Have you ever heard of having ‘Runners Block’? There’s a reason for that. They get onto the road whether they feel like it or not and just run. How do you move through this barrier?
Make the decision the night before and allow no room for debate. In this way, you will not need to rely on willpower or motivation.
Benjamin Hardy, author of Willpower Doesn’t Work: Discover the Hidden Keys to Success says: ‘To be frank, willpower is for people who haven’t decided what they actually want in their lives. If you’re required to exert willpower to do something, there is an obvious internal conflict. You want to eat the cookie, but you also want be healthy. You want to focus at work, but you also want to watch that YouTube video. You want to be present with your kids, but you can’t stop looking at your phone. You don’t know what you want and are thus internally conflicted. Your desire (your why) for your goals isn’t strong enough. You aren’t invested in yourself and your dreams.’
Marketing Guru, Joe Polish, says he does 50 burpees a day. He claims that he hates doing them, but he loves the feeling of having done 50 burpees a day. How about reframing your mindset to how you will feel after having achieved the micro win?

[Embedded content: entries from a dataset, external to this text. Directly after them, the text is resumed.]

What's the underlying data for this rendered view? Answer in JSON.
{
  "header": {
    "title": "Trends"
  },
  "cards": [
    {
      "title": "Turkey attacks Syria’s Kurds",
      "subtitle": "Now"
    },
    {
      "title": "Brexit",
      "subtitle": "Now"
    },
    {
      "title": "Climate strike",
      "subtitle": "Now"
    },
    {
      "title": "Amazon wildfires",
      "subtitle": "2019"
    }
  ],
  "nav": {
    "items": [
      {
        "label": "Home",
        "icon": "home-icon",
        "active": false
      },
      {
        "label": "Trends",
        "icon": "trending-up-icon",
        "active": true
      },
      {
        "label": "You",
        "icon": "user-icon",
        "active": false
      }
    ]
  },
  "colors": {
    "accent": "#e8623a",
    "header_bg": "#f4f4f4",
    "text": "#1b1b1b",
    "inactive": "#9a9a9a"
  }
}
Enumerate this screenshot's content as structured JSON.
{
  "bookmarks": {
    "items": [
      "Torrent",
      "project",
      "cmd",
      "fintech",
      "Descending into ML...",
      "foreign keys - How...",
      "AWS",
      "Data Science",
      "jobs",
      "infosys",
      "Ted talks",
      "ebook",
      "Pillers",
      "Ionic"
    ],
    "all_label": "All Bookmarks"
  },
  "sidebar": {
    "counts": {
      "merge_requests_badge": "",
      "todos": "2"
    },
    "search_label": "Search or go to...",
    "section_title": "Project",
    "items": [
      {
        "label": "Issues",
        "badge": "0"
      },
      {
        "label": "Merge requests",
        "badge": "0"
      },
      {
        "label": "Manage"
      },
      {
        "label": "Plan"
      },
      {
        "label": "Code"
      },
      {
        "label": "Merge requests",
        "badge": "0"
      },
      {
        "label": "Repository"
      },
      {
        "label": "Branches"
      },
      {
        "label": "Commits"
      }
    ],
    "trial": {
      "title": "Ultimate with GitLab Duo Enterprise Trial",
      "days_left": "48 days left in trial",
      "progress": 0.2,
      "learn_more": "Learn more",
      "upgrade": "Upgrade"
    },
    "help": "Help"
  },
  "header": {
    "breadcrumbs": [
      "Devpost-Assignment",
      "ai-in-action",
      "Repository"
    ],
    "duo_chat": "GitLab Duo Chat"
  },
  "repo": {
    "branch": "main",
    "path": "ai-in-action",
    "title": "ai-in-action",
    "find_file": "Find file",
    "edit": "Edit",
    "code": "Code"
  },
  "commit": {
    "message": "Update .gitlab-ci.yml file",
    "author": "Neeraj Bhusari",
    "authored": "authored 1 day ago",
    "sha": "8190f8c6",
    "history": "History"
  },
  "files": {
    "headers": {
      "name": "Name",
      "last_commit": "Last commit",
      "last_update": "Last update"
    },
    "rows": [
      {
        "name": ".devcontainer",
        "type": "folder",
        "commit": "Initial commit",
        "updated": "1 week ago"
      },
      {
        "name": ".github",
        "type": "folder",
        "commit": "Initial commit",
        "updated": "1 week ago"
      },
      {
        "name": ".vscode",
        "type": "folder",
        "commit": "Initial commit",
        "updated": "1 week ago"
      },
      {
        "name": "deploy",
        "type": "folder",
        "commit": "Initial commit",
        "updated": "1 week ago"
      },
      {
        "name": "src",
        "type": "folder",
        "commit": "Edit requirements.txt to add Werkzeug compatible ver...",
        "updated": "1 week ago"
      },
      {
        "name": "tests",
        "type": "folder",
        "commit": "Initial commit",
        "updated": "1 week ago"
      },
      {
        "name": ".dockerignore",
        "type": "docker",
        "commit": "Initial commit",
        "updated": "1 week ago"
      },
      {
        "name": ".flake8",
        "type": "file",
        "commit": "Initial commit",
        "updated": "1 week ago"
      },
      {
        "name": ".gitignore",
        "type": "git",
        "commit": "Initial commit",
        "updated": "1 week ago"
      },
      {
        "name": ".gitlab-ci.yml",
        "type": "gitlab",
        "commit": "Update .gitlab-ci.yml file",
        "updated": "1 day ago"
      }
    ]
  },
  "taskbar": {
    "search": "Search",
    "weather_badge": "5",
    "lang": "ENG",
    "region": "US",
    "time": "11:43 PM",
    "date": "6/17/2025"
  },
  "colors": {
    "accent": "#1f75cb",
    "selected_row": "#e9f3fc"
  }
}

The problem with waiting to feel like it is that ultimately you will land up avoiding the task and breaking the agreement with yourself because you weren’t ‘feeling inspired or creative or energised’ that day. This causes havoc on your confidence and self-esteem and catapults you into a downward spiral for the day resulting in procrastination and choices that are not in your own best interest.
2. USE FEAR AS A COMPASS
A huge barrier to taking action and showing up to ourselves is fear. It could be the fear of failure, fear of not being good enough or the fear of not being perfect that prevents us from taking action on what matters most to us.
Your brain is hard-wired for protection, but there aren’t any Sabretooth tigers anymore – it’s protecting you from the feeling of discomfort that comes with doing something new and moving out of your comfort zone.

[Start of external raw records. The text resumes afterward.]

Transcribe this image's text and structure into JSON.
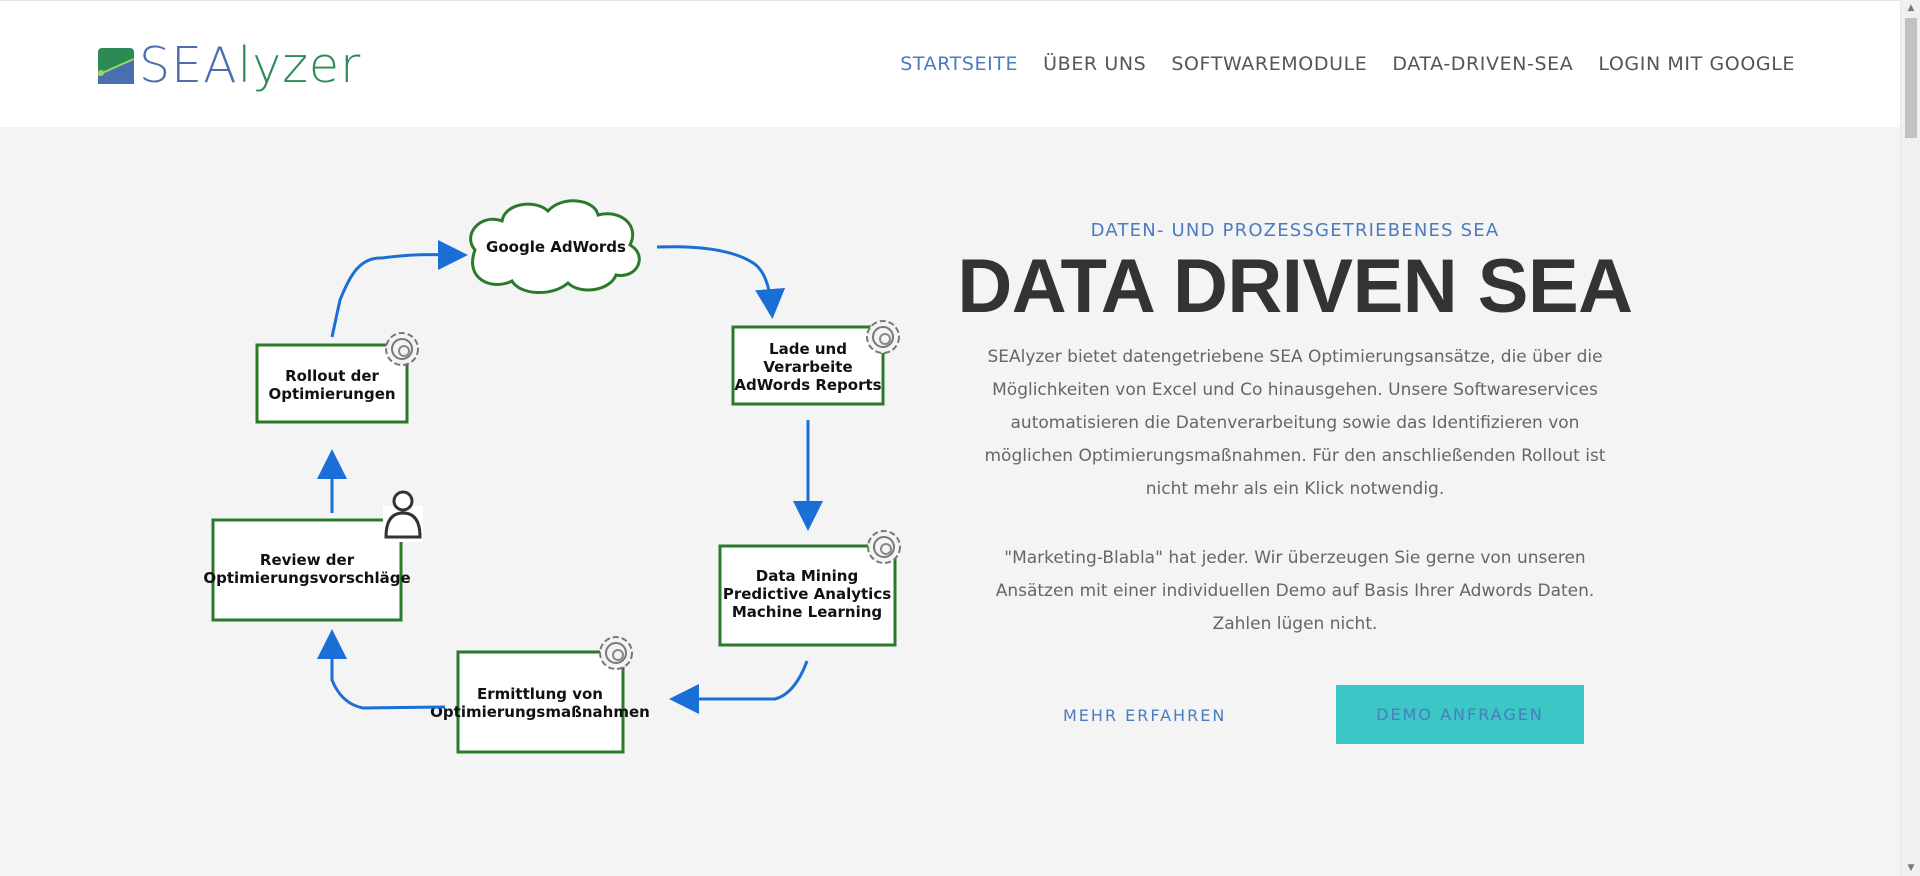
{
  "brand": {
    "sea": "SEA",
    "lyzer": "lyzer"
  },
  "nav": {
    "items": [
      {
        "label": "STARTSEITE",
        "active": true
      },
      {
        "label": "ÜBER UNS",
        "active": false
      },
      {
        "label": "SOFTWAREMODULE",
        "active": false
      },
      {
        "label": "DATA-DRIVEN-SEA",
        "active": false
      },
      {
        "label": "LOGIN MIT GOOGLE",
        "active": false
      }
    ]
  },
  "hero": {
    "eyebrow": "DATEN- UND PROZESSGETRIEBENES SEA",
    "title": "DATA DRIVEN SEA",
    "description": "SEAlyzer bietet datengetriebene SEA Optimierungsansätze, die über die Möglichkeiten von Excel und Co hinausgehen. Unsere Softwareservices automatisieren die Datenverarbeitung sowie das Identifizieren von möglichen Optimierungsmaßnahmen. Für den anschließenden Rollout ist nicht mehr als ein Klick notwendig.",
    "quote": "\"Marketing-Blabla\" hat jeder. Wir überzeugen Sie gerne von unseren Ansätzen mit einer individuellen Demo auf Basis Ihrer Adwords Daten. Zahlen lügen nicht.",
    "more_button": "MEHR ERFAHREN",
    "demo_button": "DEMO ANFRAGEN"
  },
  "diagram": {
    "cloud": "Google AdWords",
    "box_lade": [
      "Lade und",
      "Verarbeite",
      "AdWords Reports"
    ],
    "box_mining": [
      "Data Mining",
      "Predictive Analytics",
      "Machine Learning"
    ],
    "box_ermittlung": [
      "Ermittlung von",
      "Optimierungsmaßnahmen"
    ],
    "box_review": [
      "Review der",
      "Optimierungsvorschläge"
    ],
    "box_rollout": [
      "Rollout der",
      "Optimierungen"
    ]
  },
  "colors": {
    "accent": "#4a7cc0",
    "brand_green": "#2c8a55",
    "demo_button_bg": "#3cc6c6",
    "diagram_green": "#2a7a2a",
    "diagram_arrow": "#1a6fd6"
  },
  "icons": [
    "logo-icon",
    "gear-icon",
    "person-icon",
    "scroll-up-icon",
    "scroll-down-icon"
  ]
}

You like the known even if it’s not always best for you. This is the reason why you may be holding onto old habits, thoughts and patterns that no longer serve you.

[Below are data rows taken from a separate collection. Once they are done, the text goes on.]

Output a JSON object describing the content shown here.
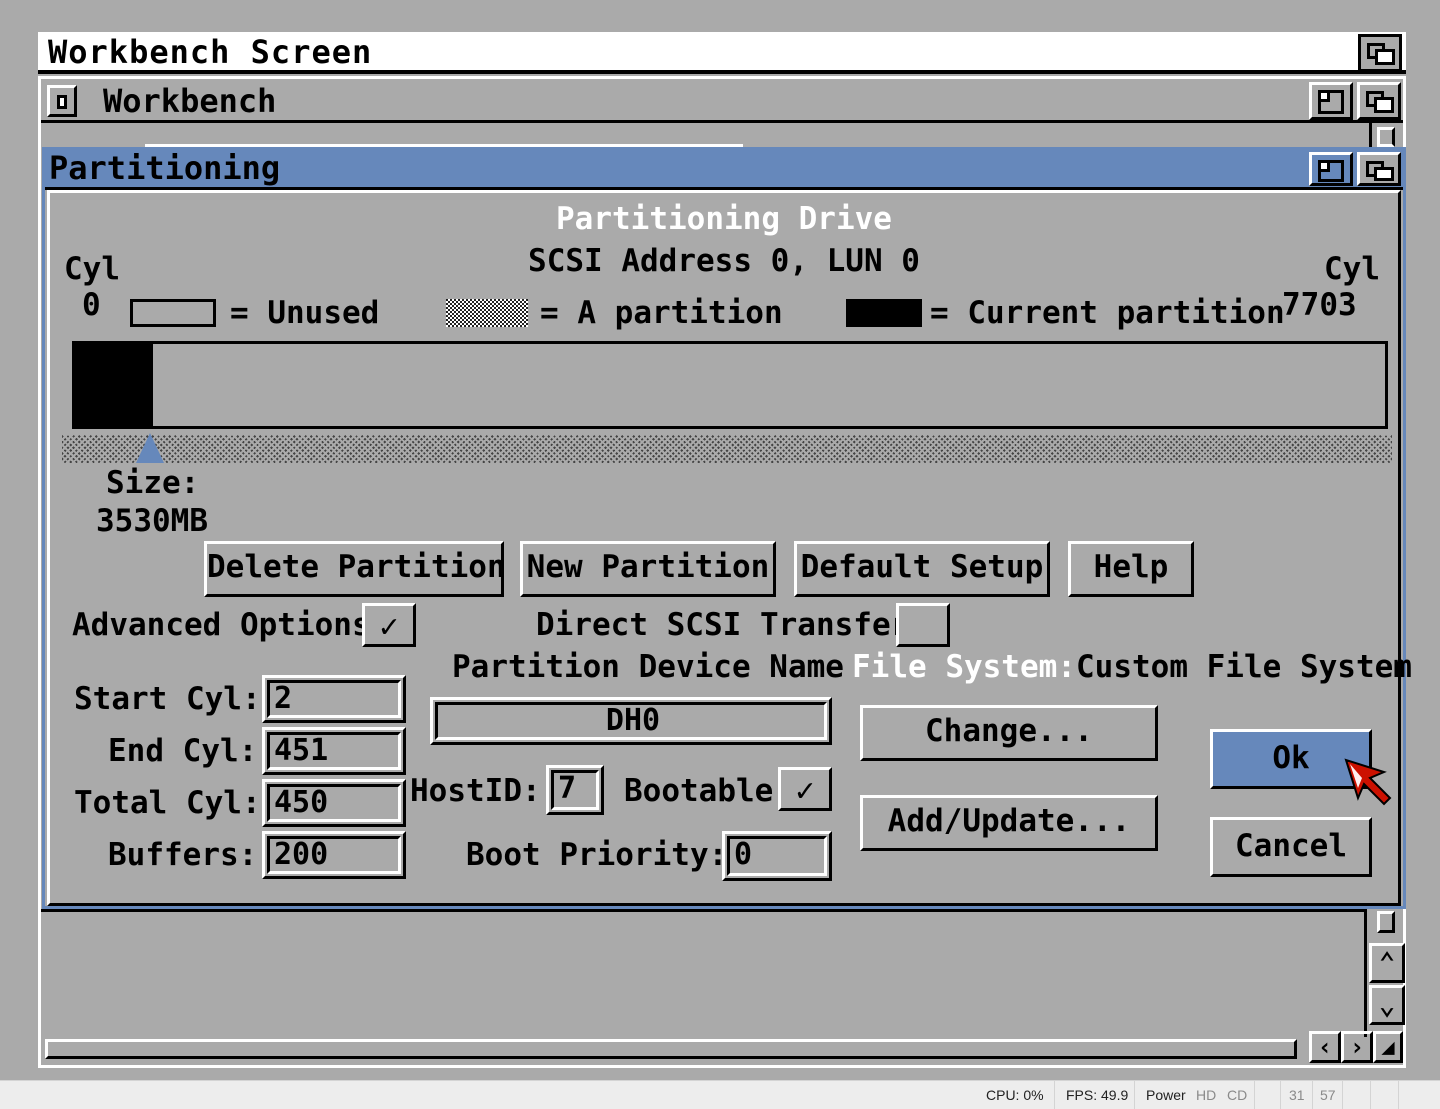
{
  "screen": {
    "title": "Workbench Screen"
  },
  "workbench_window": {
    "title": "Workbench"
  },
  "dialog": {
    "title": "Partitioning",
    "header": {
      "title": "Partitioning Drive",
      "address": "SCSI Address 0, LUN 0"
    },
    "cyl_left": {
      "label": "Cyl",
      "value": "0"
    },
    "cyl_right": {
      "label": "Cyl",
      "value": "7703"
    },
    "legend": {
      "unused": "= Unused",
      "partition": "= A partition",
      "current": "= Current partition"
    },
    "size": {
      "label": "Size:",
      "value": "3530MB"
    },
    "buttons": {
      "delete": "Delete Partition",
      "new": "New Partition",
      "default": "Default Setup",
      "help": "Help",
      "change": "Change...",
      "add_update": "Add/Update...",
      "ok": "Ok",
      "cancel": "Cancel"
    },
    "advanced_options": {
      "label": "Advanced Options",
      "checked": true,
      "mark": "✓"
    },
    "direct_scsi": {
      "label": "Direct SCSI Transfer",
      "checked": false,
      "mark": ""
    },
    "fields": {
      "start_cyl": {
        "label": "Start Cyl:",
        "value": "2"
      },
      "end_cyl": {
        "label": "End Cyl:",
        "value": "451"
      },
      "total_cyl": {
        "label": "Total Cyl:",
        "value": "450"
      },
      "buffers": {
        "label": "Buffers:",
        "value": "200"
      }
    },
    "device_name": {
      "label": "Partition Device Name",
      "value": "DH0"
    },
    "file_system": {
      "label": "File System:",
      "value": "Custom File System"
    },
    "host_id": {
      "label": "HostID:",
      "value": "7"
    },
    "bootable": {
      "label": "Bootable",
      "checked": true,
      "mark": "✓"
    },
    "boot_priority": {
      "label": "Boot Priority:",
      "value": "0"
    }
  },
  "status_bar": {
    "cpu": "CPU: 0%",
    "fps": "FPS: 49.9",
    "power": "Power",
    "hd": "HD",
    "cd": "CD",
    "n1": "31",
    "n2": "57"
  },
  "colors": {
    "amiga_blue": "#6688bb",
    "amiga_gray": "#aaaaaa"
  }
}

When you are forming these new neural pathways, the new way of doing things, there will inevitably be feelings of anxiety and uneasiness.
Have you ever used Waze or Google Maps to take you somewhere new, and there’s this reflex not to want to trust the technology? Like you know better? But you have no choice other than to trust this different route than you would usually take, and you land up discovering a better route, which ultimately becomes your new normal.
Similarly, you need to trust yourself to discover the new route – this new way of being - until it becomes your new normal.
For example, suppose you are training yourself to wake up 30 minutes earlier. In that case, it’s going to be uncomfortable at first but eventually, when you do it for long enough, your body adjusts, and it becomes the new body clock.
Fear is a compass, and you need to run towards it. If you think about something you did for the first time like presenting to your team, it was daunting, but you did it. I’m sure you had the same initial feelings of angst, but in time you mastered it. When it comes to creating new actions, remind yourself that it’s another one of those.
Next week, we’ll discuss more ways in which you can show up to yourself in life & business. Until then remember, of you genuinely want to let go of the old version of yourself, you need to ask yourself some tough questions:
Am I willing to go through the discomfort of doing things differently?
Am I willing to let go of old destructive or out of date habits and thoughts that no longer serve me?